Sergio Buarque de Holanda: cuando El Paraíso quedaba en Brasil

Desde siempre se llamó así, con patronímico de pretensiones mantuanas brasileñas. Pronto creció como un muchacho flaco y desgarbado pero que nunca en desmedro de su contextura de averiguador de las antiguas lecturas de los clásicos portugueses.

Quien llegaría a ser una biblioteca viviente, una obra literaria y humanística agobiante, empezó casi al final de la adolescencia con una bisoña obra literaria cuya excelencia causó estupefacción.  A esas horas ya era Sergio Buarque de Holanda y su biografía cobraba, con apuro de leguas, la desmesura de su patria verde: descolló en la ciencia histórica y cualquier otro género de las letras. Su única invención solitaria fueron unos cuentos de los que su eternidad se niega a recordar. No hubo periódico ni revista donde no luciera su rúbrica. La crítica literaria le reservó las más acabadas muestras de sus dones. Profesó la ironía con el mismo fervor que debía al ateísmo.

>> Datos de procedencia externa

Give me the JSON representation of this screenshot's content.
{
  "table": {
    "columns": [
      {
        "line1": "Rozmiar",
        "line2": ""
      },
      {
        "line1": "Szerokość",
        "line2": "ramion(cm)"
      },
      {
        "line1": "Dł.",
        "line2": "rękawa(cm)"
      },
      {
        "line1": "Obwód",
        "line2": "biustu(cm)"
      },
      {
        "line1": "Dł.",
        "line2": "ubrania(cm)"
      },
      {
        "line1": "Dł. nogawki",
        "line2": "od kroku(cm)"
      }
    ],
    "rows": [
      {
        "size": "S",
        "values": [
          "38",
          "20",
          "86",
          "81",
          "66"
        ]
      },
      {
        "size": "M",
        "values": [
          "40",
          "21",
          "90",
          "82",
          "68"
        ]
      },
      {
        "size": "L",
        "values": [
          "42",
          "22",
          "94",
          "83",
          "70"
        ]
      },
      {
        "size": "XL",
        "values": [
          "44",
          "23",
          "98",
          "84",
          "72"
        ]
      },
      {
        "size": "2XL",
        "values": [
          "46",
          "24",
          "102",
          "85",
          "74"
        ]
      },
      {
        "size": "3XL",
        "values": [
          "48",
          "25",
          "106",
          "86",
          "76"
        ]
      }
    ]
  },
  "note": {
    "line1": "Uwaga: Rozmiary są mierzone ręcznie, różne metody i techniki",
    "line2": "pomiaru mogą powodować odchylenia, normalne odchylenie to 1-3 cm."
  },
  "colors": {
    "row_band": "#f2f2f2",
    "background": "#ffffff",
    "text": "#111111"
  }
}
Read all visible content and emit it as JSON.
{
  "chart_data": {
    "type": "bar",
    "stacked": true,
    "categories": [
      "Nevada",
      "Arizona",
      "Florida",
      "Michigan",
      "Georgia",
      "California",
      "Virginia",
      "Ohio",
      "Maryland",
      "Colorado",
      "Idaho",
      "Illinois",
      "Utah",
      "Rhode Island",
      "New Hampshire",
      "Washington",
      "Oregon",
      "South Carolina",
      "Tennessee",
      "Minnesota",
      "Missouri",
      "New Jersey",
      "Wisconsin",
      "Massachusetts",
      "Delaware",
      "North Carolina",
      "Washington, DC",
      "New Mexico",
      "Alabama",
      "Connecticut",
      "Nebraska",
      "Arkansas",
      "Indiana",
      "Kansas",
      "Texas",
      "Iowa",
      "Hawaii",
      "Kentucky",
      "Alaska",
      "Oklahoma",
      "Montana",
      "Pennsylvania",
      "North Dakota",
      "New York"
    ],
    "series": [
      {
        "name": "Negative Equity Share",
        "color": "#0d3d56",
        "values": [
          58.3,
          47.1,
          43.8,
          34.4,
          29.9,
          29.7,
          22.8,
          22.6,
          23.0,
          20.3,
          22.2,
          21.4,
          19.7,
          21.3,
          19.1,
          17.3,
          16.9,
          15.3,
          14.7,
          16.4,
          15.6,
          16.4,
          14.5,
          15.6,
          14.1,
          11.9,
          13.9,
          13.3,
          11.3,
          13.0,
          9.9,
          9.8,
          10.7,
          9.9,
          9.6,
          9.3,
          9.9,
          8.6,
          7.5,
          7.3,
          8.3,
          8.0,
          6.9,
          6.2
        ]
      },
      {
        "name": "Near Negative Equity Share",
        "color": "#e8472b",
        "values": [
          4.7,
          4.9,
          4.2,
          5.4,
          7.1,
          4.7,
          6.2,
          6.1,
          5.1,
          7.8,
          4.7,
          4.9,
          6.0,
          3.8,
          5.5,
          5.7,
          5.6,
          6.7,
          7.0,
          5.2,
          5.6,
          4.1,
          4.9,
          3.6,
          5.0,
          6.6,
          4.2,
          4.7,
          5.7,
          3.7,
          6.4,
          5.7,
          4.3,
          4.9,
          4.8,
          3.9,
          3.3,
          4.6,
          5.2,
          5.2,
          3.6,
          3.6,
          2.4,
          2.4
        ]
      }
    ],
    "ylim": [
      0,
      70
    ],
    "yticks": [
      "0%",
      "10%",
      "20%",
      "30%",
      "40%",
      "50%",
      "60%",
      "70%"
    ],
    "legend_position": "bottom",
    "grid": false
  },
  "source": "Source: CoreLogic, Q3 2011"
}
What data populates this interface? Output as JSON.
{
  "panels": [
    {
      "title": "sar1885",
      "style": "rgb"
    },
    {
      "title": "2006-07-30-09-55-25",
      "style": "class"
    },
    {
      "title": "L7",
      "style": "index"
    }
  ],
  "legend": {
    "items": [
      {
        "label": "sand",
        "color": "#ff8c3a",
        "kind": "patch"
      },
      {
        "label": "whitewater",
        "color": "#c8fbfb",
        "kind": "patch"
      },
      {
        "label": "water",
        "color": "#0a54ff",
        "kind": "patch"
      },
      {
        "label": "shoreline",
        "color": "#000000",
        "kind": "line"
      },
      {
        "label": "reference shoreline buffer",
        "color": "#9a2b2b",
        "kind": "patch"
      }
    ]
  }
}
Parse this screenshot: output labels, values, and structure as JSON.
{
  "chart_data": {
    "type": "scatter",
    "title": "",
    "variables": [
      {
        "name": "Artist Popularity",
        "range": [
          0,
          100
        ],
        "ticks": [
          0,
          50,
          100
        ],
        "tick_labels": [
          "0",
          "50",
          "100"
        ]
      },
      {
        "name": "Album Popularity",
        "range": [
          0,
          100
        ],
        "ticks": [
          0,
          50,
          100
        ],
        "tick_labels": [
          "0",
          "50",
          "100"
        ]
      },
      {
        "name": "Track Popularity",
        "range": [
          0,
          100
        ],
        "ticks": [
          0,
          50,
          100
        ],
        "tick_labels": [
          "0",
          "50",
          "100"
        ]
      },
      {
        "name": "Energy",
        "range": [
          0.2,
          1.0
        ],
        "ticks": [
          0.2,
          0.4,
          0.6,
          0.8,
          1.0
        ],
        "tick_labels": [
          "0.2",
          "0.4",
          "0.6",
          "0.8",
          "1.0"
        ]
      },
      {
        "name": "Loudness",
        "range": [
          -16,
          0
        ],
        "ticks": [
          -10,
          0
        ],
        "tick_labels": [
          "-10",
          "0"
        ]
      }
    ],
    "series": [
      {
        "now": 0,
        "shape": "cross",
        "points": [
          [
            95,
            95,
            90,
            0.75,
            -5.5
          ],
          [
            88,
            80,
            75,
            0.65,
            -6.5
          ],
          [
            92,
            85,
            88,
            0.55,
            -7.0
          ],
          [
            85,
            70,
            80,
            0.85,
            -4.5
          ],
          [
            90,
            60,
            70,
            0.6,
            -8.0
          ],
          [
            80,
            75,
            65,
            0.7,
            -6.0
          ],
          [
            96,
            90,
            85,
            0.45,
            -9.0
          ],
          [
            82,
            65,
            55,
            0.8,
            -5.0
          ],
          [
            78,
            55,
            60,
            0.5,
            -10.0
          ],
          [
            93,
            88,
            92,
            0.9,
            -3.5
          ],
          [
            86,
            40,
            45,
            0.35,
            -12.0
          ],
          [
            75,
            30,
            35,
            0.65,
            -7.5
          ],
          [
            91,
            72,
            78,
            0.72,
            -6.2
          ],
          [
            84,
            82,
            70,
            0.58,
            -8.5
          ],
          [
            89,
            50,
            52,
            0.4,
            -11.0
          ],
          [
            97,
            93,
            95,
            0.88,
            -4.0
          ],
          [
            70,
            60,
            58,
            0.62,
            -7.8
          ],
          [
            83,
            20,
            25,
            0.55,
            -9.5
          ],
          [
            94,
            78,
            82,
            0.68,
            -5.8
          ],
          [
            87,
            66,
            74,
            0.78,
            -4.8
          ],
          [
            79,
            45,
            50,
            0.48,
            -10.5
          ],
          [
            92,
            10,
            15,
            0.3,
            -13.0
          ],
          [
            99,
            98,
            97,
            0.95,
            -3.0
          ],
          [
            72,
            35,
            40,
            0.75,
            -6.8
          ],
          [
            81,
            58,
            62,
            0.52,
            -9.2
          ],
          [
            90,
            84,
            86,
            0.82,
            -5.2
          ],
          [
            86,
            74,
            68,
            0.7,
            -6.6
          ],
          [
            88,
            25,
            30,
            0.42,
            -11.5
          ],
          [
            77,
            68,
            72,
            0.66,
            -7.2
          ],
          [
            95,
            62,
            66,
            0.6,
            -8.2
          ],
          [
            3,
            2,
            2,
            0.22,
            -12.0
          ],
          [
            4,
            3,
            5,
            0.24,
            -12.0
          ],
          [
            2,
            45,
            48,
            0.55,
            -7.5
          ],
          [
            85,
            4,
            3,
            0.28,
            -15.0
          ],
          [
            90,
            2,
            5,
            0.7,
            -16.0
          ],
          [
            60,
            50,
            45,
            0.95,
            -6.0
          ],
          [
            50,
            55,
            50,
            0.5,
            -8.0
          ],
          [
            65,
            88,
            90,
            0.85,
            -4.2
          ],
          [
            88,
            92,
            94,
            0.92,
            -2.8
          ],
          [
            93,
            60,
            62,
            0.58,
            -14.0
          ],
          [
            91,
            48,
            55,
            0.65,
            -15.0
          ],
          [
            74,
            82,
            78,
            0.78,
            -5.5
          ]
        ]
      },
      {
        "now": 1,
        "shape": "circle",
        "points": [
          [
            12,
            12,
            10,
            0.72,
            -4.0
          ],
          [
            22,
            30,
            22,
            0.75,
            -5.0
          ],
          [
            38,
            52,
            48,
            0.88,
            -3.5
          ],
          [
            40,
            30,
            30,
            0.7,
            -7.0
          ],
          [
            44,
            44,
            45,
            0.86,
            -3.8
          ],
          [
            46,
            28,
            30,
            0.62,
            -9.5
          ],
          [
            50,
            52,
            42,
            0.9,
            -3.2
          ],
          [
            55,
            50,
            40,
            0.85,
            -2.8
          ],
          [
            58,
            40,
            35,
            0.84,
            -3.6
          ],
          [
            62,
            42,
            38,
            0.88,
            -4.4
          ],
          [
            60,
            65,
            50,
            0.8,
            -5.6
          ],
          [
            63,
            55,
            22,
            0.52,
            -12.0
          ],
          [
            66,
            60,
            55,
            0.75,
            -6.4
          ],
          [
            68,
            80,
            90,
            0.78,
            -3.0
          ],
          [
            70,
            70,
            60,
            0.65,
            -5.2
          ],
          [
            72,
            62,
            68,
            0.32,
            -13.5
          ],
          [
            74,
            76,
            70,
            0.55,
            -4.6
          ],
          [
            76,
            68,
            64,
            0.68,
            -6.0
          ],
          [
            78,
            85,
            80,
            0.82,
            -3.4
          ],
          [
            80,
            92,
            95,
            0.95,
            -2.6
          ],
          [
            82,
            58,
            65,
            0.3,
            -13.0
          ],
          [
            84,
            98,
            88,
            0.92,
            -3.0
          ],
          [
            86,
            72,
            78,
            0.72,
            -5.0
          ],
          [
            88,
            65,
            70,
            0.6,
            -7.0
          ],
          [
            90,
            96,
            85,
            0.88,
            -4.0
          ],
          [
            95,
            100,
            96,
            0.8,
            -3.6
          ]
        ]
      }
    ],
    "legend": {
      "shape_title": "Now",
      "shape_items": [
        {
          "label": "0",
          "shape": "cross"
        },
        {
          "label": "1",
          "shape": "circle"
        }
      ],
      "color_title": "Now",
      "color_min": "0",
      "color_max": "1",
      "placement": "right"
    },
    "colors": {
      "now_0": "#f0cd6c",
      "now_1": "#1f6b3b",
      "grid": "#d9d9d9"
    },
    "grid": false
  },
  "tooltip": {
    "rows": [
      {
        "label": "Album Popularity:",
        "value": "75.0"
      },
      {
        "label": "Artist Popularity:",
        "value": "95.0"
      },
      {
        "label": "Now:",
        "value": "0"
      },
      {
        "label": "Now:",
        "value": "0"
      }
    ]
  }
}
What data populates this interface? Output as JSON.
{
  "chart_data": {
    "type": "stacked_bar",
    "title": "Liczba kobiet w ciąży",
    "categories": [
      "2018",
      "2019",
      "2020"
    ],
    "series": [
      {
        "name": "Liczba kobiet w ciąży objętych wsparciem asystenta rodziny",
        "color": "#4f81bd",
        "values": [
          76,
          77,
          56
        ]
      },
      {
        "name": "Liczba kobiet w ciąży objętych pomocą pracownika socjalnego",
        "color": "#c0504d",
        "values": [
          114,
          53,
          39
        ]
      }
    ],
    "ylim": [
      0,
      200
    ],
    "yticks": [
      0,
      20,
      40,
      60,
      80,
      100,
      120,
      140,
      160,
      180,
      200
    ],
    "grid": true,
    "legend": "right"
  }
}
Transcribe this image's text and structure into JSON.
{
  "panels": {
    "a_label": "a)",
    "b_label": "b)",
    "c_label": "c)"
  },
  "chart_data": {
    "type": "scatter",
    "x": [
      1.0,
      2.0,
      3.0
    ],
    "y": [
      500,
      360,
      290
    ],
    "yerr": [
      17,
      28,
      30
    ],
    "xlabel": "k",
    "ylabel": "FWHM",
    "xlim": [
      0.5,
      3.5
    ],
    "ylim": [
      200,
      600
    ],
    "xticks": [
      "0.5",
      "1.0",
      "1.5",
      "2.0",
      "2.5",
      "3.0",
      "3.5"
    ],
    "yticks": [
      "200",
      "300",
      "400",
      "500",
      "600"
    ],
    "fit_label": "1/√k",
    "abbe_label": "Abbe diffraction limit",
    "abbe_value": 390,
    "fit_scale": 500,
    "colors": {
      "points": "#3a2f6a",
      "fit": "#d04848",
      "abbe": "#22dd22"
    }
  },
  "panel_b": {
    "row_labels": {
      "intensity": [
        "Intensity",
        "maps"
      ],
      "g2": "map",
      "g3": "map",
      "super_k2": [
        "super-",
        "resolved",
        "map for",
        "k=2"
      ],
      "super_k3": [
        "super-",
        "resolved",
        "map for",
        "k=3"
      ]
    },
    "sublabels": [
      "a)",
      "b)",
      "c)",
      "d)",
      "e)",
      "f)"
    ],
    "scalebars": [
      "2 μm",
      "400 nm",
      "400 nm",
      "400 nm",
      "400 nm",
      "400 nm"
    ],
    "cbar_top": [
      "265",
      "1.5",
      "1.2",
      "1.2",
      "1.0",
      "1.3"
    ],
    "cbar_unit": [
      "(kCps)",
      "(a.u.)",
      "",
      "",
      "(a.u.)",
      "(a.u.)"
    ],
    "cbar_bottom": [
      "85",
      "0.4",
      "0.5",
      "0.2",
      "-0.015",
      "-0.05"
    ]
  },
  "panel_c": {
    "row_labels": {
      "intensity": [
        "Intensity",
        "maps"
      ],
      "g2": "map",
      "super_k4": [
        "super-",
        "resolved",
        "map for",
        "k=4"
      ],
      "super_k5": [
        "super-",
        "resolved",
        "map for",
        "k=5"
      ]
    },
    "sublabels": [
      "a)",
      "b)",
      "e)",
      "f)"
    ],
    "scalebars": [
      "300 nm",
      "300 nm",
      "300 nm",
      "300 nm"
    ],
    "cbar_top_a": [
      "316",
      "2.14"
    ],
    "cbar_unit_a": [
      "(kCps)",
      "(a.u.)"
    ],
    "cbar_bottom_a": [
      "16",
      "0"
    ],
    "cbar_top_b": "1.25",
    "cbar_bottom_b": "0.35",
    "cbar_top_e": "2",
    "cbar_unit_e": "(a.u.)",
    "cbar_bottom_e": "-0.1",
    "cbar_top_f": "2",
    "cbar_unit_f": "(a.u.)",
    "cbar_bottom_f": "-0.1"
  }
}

Las aulas universitarias le sirvieron de domicilio fijo. Viajó incontables veces a Europa. Se tardó largo tiempo en Alemania, cuya lengua repetía con holgura. Leyó la vanguardia del surrealismo bretoniano y anduvo en el transiberiano de Cendras, abrevó en el futurismo de  Marinetti sin dejar su feligresía  modernista y primitivista.

Agotó hartas páginas escribiendo libros de historia, las más de las veces sobre el Brasil y cualquier frontera del Continente. Lo llamaban las cátedras de las universidades de Norteamérica y la UNESCO lo invitaba sin demora para que la representara en nombre de la antigüedad suramericana. Lo ungieron como individuo de número las academias.

Fue socialista, proclamó la intolerancia  y sufrió los fierros del cautiverio. Gilberto Freyre lo tuvo por una figura alta del humanismo brasileño. Sabía de todo y hasta fue antólogo de la poesía de su tierra, íntimo de Manuel Bandeira, de Oswaldo y Mario de Andrade, de Drummond y su sentimiento de itabirano,  celebró los cantos de Vinicio de Moraes, despilfarró juventud en los mentideros literarios y mundanos de Sao Paulo y Río.

De sus estadías en Alemania trajo noticias de Hitler, de Mussolini, de la infancia de la Unión Soviética. Tradujo  a Eliot. Creyó en Getulio Vargas. Su obra escrita es una verdadera república de papel: Caminhos e Fronteiras, Cobra de vidrio, Literatura colonial brasileira, James Joyce, Estética, A era do Barroco no Brasil, Literatura Francesa: Estudio sobre Jacques Rivière y una enorme papelería de notas de periódicos (fue corresponsal de Associated Press)  y revistas. De Alemania se trajo las primeras 400 páginas de su Visión del Paraíso, para que en ellas cupiera todo Brasil y el Continente y los Motivos edénicos en el Descubrimiento y Colonización del Brasil  hasta que se le detuvo el corazón en 1982, pero no  Sergio Buarque de Holanda.

No. El es del tamaño de su país y de sus lectores: esto es, de su estatua de mármol vivo.